KESK’e bağlı Eğitim Sen, SES, TTB haklarında soruşturma açılan akademisyenlere destek amacıyla bugün Kocaeli Üniversitesi rektörlük önünde basın açıklaması düzenledi.

23 Şubat 2016 Saat: 17:15
Sendika ve doktorlardan akademisyenlere destek
Sendika ve doktorlardan akademisyenlere destek

Barış İçin Akademisyenler girişiminin “Bu suça ortak olmayacağız” isimli bildiriye imza atan 19 Akademisyene KOÜ Rektörlüğü tarafından başlatılan soruşturmaya tepki göstermek amacıyla basın açıklaması yapıldı.

Düzenlenen basın açıklamasında KESK Kocaeli Şubeler Platformu’na bağlı SES İl Şubesi, Eğitim Sen İl Şubesi ve Kocaeli Tabipler Odası üyeleri yer aldı. Basın açıklamasına haklarında rektörlük tarafından soruşturma açılan akademisyenler, İstanbul, Ankara,  Eskişehir, Osmangazi, Marmara, Boğaziçi ve Mimar Sinan üniversitelerinde görevli akademisyenler de katıldı. Kurum adına basın açıklamasını okuyan Eğitim Sen Yönetim Kurulu Üyesi Göksal Yılmaz, “Bizler Eğitim Sen, SES ve TTB olarak, soruşturma açan ve yürütenler dahil olmak üzere KOÜ yöneticilerini, icracı ve karar alıcı organlarını, ifade özgürlüğünü ve akademik özgürlüğü savunan bir tutumu acilen benimsemeye, linç kampanyasının hedefi haline getirilmiş olan akademisyen arkadaşlarımızı savunmaya davet ediyoruz.
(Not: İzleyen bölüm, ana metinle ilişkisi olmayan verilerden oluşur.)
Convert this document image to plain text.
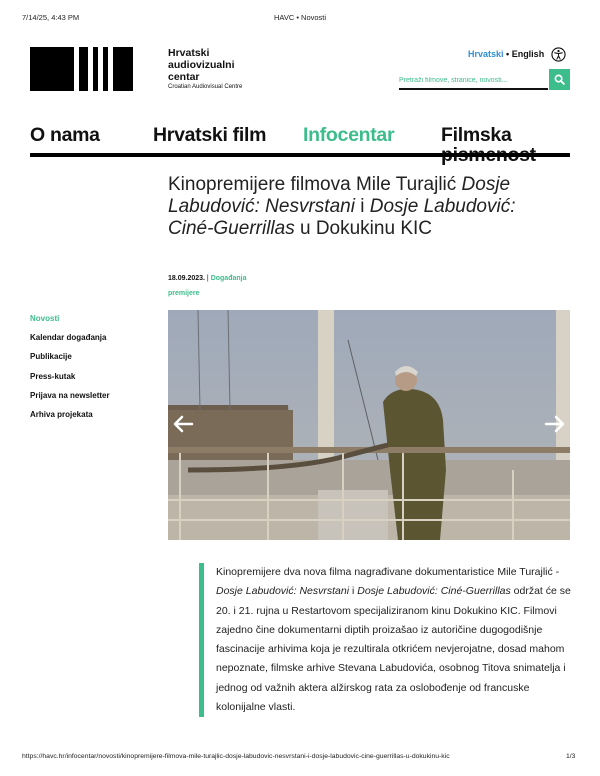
7/14/25, 4:43 PM	HAVC • Novosti
Hrvatski
audiovizualni
centar
Croatian Audiovisual Centre
Hrvatski • English
Pretraži filmove, stranice, novosti...
O nama	Hrvatski film Infocentar Filmska
Kinopremijere filmova Mile Turajlić Dosje Labudović: Nesvrstani i Dosje Labudović: Ciné-Guerrillas u Dokukinu KIC
18.09.2023. | Događanja
premijere
Novosti
Kalendar događanja
Publikacije
Press-kutak
Prijava na newsletter
Arhiva projekata
Kinopremijere dva nova filma nagrađivane dokumentaristice Mile Turajlić - Dosje Labudović: Nesvrstani i Dosje Labudović: Ciné-Guerrillas održat će se 20. i 21. rujna u Restartovom specijaliziranom kinu Dokukino KIC. Filmovi zajedno čine dokumentarni diptih proizašao iz autoričine dugogodišnje fascinacije arhivima koja je rezultirala otkrićem nevjerojatne, dosad mahom nepoznate, filmske arhive Stevana Labudovića, osobnog Titova snimatelja i jednog od važnih aktera alžirskog rata za oslobođenje od francuske kolonijalne vlasti.
https://havc.hr/infocentar/novosti/kinopremijere-filmova-mile-turajlic-dosje-labudovic-nesvrstani-i-dosje-labudovic-cine-guerrillas-u-dokukinu-kic	1/3
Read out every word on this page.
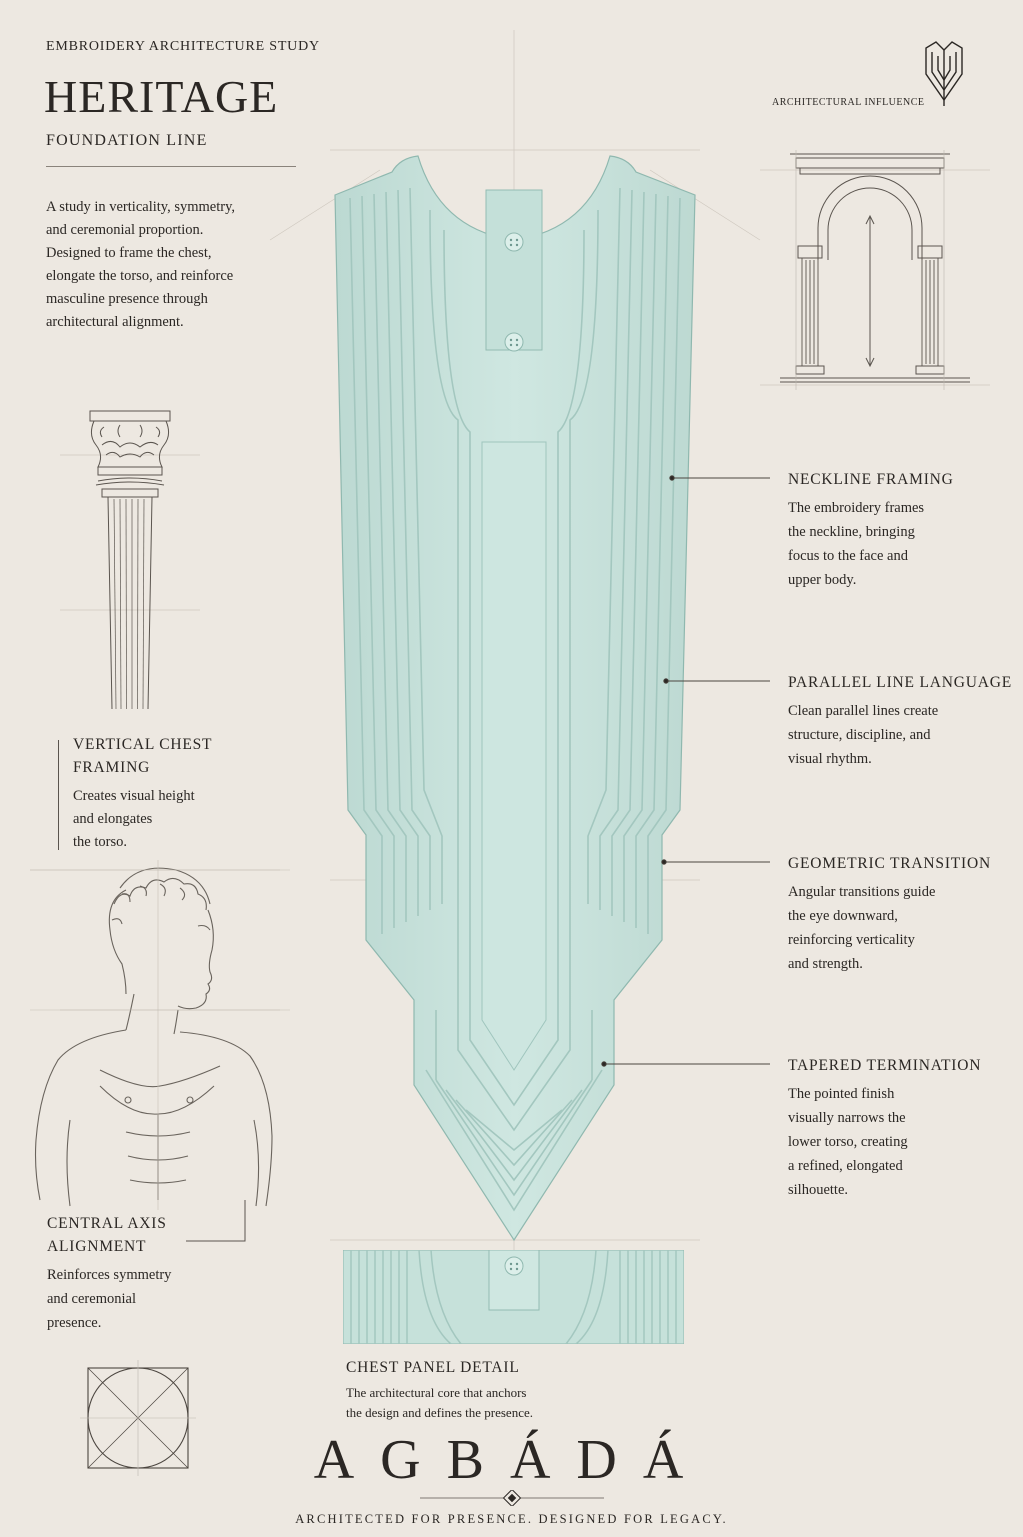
EMBROIDERY ARCHITECTURE STUDY
HERITAGE
FOUNDATION LINE
A study in verticality, symmetry, and ceremonial proportion. Designed to frame the chest, elongate the torso, and reinforce masculine presence through architectural alignment.
ARCHITECTURAL INFLUENCE
VERTICAL CHEST
FRAMING
Creates visual height
and elongates
the torso.
CENTRAL AXIS
ALIGNMENT
Reinforces symmetry
and ceremonial
presence.
NECKLINE FRAMING
The embroidery frames
the neckline, bringing
focus to the face and
upper body.
PARALLEL LINE LANGUAGE
Clean parallel lines create
structure, discipline, and
visual rhythm.
GEOMETRIC TRANSITION
Angular transitions guide
the eye downward,
reinforcing verticality
and strength.
TAPERED TERMINATION
The pointed finish
visually narrows the
lower torso, creating
a refined, elongated
silhouette.
CHEST PANEL DETAIL
The architectural core that anchors
the design and defines the presence.
AGBÁDÁ
ARCHITECTED FOR PRESENCE. DESIGNED FOR LEGACY.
Üyelerimiz olan imzacı akademisyenlerin maruz kaldıkları ve kalabilecekleri tüm haksız uygulama ve yaptırımlara karşı onlarla birlikte durmaya ve barışı içinde yaşama hakkını hep beraber yükseltmeye devam edeceğiz” dedi.

SAVAŞ ÇIĞIRKANLIĞI MI YAPALIM
Açıklamasının devamında Yılmaz, “11 Ocak 2016 tarihinde 1128 akademisyen “Bu suça ortak olmayacağız” adlı bir bildiri açıklayarak Sur, Cizre başta olmak üzere Güneydoğu Anadolu illerinde yaşanan ağır insan hakları ihlalleri ve kıyıma karşı barışı savundu. İmzacılar aslında üniversitelere onur kazandıran bu talepleri nedeniyle gözaltı, işten çıkarma adli ve idari soruşturmalar basın ve sosyal medya yoluyla hedef gösterme dahil olmak üzere sayısız biçimde baskıya maruz kaldılar. Kalmaya devam ediyorlar. Barış talebini sindirmeyi, üniversiteleri susturmayı hedefleyen bu hukuksuz ve demokrasi adına utanç verici baskılara rağmen, imzacı akademisyenlerin sayısı 2000’leri aştı. Uluslararası bilim camiası ve Türkiye’de farklı toplumsal kesimlerin ve meslek gruplarının katılımıyla birlikte barış talebi büyüdü ve güçlendi. Bütün savaş çığırtkanlıklarına rağmen, barış içinde bir arada yaşama hakkına sahip çıkan bu irade umudu kucaklamamızın ve daha iyi bir gelecek inancımızın da biricik sebebidir.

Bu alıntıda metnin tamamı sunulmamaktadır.